Тогда он мягко, как кошка, спрыгнул на пол и, продолжая отдавать честь, встал передо мною во фрунт.
– Честь имею, инспектор, – сказал он. – Разрешите представиться: старший лейтенант от кибернетики Симон Симонэ.
– Вольно, – сказал я, и мы пожали друг другу руки.
– Собственно, я физик, – сообщил он. – Но «от кибернетики» звучит почти так же плавно, как «от инфантерии». Получается смешно. – И он неожиданно разразился тем самым ужасным рыдающим хохотом, в котором чудились сырые подземелья, невыводимые кровавые пятна и звон ржавых цепей на прикованных скелетах.
– Что вы там делали наверху? – спросил я, преодолевая оторопь.
– Тренировался, – ответствовал он. – Я ведь альпинист…
– Погибший? – сострил я и сейчас же пожалел об этом, потому что он снова обрушил на меня лавину своего замогильного хохота.
– Неплохо, неплохо для начала, – проговорил он, вытирая глаза. – Нет, я еще живой. Я приехал сюда полазать по скалам, но никак не могу до них добраться. Вокруг снег. Вот я и лазаю по дверям, по стенам… – Он вдруг замолчал и взял меня под руку. – Собственно говоря, – сказал он, – я приехал сюда проветриться. Переутомление. Проект «Мидас», слыхали? Совершенно секретно. Четыре года без отпуска. Вот врачи и прописали мне курс чувственных удовольствий. – Он снова захохотал, но мы уже дошли до столовой. Оставив меня, он устремился к столику, где были расставлены закуски. – Держитесь за мной, инспектор, – гаркнул он на бегу. – Торопитесь, а не то друзья и близкие Погибшего съедят всю икру…
Столовая была большая, в пять окон. Посередине стоял огромный овальный стол персон на двадцать; роскошный, почерневший от времени буфет сверкал серебряными кубками, многочисленными зеркалами и разноцветными бутылками; скатерть на столе была крахмальная, посуда – прекрасного фарфора, приборы – серебряные, с благородной чернью. Но при всем при том порядки здесь, видимо, были самые демократические. На столике для закусок красовались закуски – хватай что успеешь. На другой столик, поменьше, Кайса водружала фаянсовые лохани с овощным супом и бульоном – сам выбирай, сам наливай. Для желающих освежиться существовала буфетная батарея – бренди, ирландский джин, пиво и фирменная настойка (на лепестках эдельвейса, утверждал Згут).
За столом уже сидели дю Барнстокр и чадо его покойного брата. Дю Барнстокр изящно помешивал серебряной ложечкой в тарелке с бульоном и укоризненно косился на чадо, которое, растопырив на столе локти, уплетало овощной суп.
Во главе стола царила не знакомая мне дама ослепительной и странной красоты. Лет ей было не то двадцать, не то сорок, нежные смугло-голубоватые плечи, лебединая шея, огромные полузакрытые глаза с длинными ресницами, пепельные, высоко взбитые волосы, бесценная диадема – это была, несомненно, госпожа Мозес, и ей, несомненно, было не место за этим простоватым табльдотом. Таких женщин я видел раньше только на фото в великосветских журналах да еще, пожалуй, в супербоевиках.
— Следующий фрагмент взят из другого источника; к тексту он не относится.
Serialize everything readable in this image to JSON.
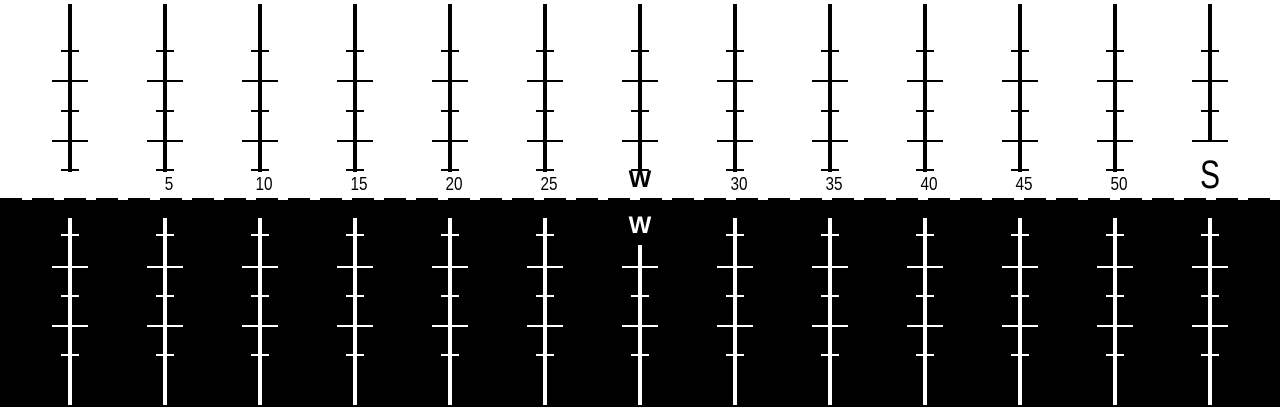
{
  "compass": {
    "top_tape": {
      "labels": [
        "",
        "5",
        "10",
        "15",
        "20",
        "25",
        "W",
        "30",
        "35",
        "40",
        "45",
        "50",
        "S"
      ],
      "colors": {
        "background": "#ffffff",
        "marks": "#000000"
      }
    },
    "bottom_tape": {
      "labels": [
        "",
        "",
        "",
        "",
        "",
        "",
        "W",
        "",
        "",
        "",
        "",
        "",
        ""
      ],
      "colors": {
        "background": "#000000",
        "marks": "#ffffff"
      }
    },
    "divider": {
      "style": "dashed",
      "color": "#000000"
    }
  }
}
Хозяин, огибая стол, уже направлялся ко мне с подносиком в руке. На подносике в хрустальной граненой рюмке жутко голубела настойка.
– Боевое крещение! – объявил хозяин, приблизившись. – Набирайте закуску поострее.
Я повиновался. Я положил себе маслин и икры. Потом я посмотрел на хозяина и положил пикуль. Потом я посмотрел на настойку и выдавил на икру пол-лимона. Все смотрели на меня. Я взял рюмку, выдохнул воздух (еще пару затхлых кабинетов и коридоров) и вылил настойку в рот. Я содрогнулся. Все смотрели на меня, поэтому я содрогнулся только мысленно и откусил половину пикуля. Хозяин крякнул. Симонэ тоже крякнул. Госпожа Мозес произнесла хрустальным голосом: «О! Это настоящий мужчина». Я улыбнулся и засунул в рот вторую половину пикуля, горько сожалея, что не бывает пикулей величиной с дыню. «Дает!» – отчетливо произнесло чадо.
– Госпожа Мозес! – произнес хозяин. – Разрешите представить вам инспектора Глебски.
Пепельная башня во главе стола чуть качнулась, поднялись и опустились чудные ресницы.
– Господин Глебски! – сказал хозяин. – Госпожа Мозес.
Я поклонился. Я бы с удовольствием согнулся пополам, так у меня пекло в животе, но госпожа Мозес улыбнулась, и мне сразу полегчало. Скромно отвернувшись, я покончил с закуской и отправился за супом. Хозяин усадил меня напротив Барнстокров, так что справа от меня, к сожалению, слишком далеко, оказалась госпожа Мозес, а слева, к сожалению, слишком близко, – унылый шалун Симонэ, готовый в любую минуту разразиться жутким хохотом.